Supe de entrada que le caía mal, y por entonces mi alma misionera se impuso y busqué con la mayor de las paciencias persuadir al pichón de nazi acerca de que la condición judía no era el mal y que, en todo caso, los judíos éramos tan buenos y/o tan malos como el resto de la humanidad. Y que había tantos judíos ricos como pobres, igual que en el resto del espectro humano. Fracasé, claro. Lo conté hace unos años en una nota para la revista Anfibia y como me gusta autoplagiarme, te dejo acá el comienzo del artículo, en donde narro el infierno de horas y horas que me hizo pasar ese muchacho.
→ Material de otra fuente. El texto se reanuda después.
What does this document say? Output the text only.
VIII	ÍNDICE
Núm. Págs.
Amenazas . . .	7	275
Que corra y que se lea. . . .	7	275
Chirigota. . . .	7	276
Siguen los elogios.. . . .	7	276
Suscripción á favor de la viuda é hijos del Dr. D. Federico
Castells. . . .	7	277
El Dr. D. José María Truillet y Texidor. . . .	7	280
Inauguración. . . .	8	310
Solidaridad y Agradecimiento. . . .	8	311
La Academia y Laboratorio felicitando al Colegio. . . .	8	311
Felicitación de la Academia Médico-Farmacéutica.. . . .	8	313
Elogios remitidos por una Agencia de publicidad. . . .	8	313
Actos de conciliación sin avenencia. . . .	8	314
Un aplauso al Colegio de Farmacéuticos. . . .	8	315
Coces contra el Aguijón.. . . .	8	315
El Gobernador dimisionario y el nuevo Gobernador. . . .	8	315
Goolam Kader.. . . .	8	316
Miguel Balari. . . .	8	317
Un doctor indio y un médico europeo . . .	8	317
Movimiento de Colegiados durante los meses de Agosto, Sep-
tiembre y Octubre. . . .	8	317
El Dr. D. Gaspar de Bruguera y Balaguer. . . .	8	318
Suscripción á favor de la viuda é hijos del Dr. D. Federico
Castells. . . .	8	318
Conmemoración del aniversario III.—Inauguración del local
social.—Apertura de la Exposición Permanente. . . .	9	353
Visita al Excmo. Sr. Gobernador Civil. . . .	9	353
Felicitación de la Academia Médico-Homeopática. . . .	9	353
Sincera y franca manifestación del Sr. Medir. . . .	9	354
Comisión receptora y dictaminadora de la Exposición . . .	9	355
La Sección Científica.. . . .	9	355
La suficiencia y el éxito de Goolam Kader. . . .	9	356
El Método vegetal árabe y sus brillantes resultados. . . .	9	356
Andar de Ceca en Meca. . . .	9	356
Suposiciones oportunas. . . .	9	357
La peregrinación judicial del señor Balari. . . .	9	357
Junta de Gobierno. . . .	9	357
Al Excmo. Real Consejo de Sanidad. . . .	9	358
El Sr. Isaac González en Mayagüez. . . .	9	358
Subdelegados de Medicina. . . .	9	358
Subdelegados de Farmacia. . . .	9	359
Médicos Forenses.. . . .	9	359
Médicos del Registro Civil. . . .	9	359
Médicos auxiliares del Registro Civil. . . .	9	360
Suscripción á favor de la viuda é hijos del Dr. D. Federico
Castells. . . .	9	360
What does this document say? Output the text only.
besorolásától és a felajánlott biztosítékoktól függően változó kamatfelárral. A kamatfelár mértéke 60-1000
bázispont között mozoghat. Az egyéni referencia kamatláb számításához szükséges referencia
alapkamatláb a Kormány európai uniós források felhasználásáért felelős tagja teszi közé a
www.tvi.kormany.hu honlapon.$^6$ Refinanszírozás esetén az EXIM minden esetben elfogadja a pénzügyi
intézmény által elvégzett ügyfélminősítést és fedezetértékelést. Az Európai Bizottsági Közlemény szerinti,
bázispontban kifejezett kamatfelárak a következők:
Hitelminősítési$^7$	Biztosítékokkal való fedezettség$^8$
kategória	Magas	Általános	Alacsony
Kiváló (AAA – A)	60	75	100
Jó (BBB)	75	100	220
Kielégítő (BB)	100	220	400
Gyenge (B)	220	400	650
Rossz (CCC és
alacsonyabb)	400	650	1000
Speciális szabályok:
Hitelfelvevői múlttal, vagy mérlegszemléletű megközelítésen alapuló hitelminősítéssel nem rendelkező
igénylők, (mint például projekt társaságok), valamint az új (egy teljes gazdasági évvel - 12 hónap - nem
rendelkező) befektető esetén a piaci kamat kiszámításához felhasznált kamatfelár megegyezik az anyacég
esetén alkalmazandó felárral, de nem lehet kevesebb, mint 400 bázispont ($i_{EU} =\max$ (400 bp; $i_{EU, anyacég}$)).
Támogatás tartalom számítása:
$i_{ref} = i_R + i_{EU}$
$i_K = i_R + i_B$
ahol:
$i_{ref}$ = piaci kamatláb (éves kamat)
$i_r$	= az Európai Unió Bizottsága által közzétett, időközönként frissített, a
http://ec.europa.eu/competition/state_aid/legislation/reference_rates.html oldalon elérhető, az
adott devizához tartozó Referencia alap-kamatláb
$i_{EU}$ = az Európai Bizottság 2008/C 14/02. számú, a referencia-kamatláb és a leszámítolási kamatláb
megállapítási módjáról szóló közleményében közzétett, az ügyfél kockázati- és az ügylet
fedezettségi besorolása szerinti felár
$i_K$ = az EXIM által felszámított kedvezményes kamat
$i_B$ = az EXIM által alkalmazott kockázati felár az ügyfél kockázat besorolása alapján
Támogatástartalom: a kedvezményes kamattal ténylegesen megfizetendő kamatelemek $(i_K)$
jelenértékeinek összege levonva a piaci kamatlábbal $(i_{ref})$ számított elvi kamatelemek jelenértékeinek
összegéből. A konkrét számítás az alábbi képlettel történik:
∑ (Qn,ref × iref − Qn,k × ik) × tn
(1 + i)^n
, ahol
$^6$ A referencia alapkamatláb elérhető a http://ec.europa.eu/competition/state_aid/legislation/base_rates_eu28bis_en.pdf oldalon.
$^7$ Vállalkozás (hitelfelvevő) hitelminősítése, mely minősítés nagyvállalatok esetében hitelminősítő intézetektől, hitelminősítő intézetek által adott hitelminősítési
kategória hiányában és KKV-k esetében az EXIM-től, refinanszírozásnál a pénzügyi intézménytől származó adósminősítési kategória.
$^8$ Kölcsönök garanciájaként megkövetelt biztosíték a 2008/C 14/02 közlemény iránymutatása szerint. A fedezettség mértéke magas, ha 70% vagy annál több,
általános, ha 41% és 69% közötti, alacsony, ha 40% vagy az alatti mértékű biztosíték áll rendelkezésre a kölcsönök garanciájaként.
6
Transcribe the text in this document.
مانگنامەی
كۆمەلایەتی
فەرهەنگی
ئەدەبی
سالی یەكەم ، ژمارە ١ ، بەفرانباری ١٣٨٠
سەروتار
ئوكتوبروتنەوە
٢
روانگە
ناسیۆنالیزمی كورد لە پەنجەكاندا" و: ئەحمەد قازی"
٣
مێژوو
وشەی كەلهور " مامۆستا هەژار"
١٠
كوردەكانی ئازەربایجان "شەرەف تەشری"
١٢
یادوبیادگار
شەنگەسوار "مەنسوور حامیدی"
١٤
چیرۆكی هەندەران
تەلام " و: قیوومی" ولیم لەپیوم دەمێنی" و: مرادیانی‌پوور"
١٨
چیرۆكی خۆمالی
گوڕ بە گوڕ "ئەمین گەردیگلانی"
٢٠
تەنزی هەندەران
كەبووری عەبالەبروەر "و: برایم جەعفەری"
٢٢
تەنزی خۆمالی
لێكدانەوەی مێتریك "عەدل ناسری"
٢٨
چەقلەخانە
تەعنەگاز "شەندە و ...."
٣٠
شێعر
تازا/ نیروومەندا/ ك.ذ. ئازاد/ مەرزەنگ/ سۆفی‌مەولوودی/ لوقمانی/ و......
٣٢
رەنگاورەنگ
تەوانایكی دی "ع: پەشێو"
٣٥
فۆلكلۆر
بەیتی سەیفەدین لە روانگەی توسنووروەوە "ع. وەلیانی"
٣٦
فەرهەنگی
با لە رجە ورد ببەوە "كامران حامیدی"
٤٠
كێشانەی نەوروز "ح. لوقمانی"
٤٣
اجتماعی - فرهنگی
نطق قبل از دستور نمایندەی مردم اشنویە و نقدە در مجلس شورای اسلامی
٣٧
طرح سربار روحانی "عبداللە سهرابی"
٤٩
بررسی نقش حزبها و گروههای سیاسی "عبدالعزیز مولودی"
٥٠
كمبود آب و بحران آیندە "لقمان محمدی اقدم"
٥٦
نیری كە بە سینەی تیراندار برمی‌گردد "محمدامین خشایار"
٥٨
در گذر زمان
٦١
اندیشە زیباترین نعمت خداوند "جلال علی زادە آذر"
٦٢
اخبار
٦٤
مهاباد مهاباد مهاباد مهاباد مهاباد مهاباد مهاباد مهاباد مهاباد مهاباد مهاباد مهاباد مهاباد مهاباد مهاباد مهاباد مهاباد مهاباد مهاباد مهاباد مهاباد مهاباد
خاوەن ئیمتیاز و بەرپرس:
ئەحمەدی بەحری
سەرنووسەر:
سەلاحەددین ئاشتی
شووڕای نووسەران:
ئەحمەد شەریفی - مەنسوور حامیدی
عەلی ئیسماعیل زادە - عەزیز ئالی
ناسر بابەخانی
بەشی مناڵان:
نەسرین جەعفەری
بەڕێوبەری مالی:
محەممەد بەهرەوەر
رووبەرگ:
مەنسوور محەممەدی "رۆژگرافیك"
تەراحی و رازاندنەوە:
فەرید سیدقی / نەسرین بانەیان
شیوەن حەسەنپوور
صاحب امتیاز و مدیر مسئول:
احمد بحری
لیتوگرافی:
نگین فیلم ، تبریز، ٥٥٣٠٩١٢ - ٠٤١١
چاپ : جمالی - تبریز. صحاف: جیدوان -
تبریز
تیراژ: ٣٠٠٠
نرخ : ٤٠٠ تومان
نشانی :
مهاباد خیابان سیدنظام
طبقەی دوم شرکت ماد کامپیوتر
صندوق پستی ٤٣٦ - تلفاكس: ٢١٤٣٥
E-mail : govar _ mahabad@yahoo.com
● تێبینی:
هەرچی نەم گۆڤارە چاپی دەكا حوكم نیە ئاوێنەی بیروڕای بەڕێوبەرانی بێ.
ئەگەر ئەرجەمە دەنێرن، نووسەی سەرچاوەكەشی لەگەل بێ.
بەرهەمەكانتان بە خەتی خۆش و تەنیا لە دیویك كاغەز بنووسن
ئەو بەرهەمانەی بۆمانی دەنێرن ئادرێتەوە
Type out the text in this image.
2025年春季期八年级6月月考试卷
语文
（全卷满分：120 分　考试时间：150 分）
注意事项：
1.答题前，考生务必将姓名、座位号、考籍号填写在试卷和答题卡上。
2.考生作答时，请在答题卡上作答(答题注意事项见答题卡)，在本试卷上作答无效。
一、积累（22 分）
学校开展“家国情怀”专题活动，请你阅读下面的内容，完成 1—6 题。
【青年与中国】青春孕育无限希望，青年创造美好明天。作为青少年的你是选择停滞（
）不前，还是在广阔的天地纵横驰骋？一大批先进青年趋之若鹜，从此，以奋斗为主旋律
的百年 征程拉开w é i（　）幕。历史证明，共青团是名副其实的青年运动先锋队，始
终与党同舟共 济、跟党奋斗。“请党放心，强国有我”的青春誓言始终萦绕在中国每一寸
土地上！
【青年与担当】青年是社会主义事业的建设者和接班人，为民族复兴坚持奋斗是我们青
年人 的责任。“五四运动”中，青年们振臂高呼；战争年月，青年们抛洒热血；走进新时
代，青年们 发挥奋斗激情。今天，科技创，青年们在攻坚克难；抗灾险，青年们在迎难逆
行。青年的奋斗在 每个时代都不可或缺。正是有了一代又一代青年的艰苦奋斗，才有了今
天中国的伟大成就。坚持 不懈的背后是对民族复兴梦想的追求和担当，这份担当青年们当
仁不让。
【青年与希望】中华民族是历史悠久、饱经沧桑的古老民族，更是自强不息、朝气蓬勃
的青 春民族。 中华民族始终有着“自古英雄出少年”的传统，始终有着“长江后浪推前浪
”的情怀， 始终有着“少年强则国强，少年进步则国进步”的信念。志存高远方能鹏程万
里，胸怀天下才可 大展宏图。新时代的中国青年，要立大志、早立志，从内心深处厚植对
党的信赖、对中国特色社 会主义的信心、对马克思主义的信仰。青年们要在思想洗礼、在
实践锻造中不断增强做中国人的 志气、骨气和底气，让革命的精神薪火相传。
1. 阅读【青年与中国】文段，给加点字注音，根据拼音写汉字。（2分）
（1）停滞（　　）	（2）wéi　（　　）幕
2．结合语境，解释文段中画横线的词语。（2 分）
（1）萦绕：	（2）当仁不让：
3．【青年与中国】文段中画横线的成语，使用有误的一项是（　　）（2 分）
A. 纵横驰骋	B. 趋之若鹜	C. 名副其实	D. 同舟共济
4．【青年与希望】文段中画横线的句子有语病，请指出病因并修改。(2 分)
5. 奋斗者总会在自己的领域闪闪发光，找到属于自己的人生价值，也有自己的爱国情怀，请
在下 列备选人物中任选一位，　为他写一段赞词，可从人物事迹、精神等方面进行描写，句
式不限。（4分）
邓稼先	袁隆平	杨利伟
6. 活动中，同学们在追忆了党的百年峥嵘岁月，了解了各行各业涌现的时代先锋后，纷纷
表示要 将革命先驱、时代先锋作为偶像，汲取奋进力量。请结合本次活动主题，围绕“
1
“Los pibes estaban algo intensos. El regreso desde Bariloche era tan largo, los micros incómodos y encima estos pibes que no paraban de molestar. Por entonces no lo llamábamos bullying, nadie le decía así. Pero por entonces sí me daba cuenta de que uno de ellos, el que lideraba los cantitos en mi contra, era antisemita. Los otros, más o menos prejuiciosos, seguían al que dirigía el coro de varones. “Volveré a mi tierra, allá en Israel, no quiero morirme sin antes volver”, cantaban y acompañaban con palmas y talones, buscando emular bailes judíos en plena ruta: un infierno que no se amortiguaba con las manos en los oídos ni convirtiéndome en un ovillo humano en el asiento. No recuerdo cómo había empezado, creo que fue una discusión por un cuarto que finalmente ganamos las chicas.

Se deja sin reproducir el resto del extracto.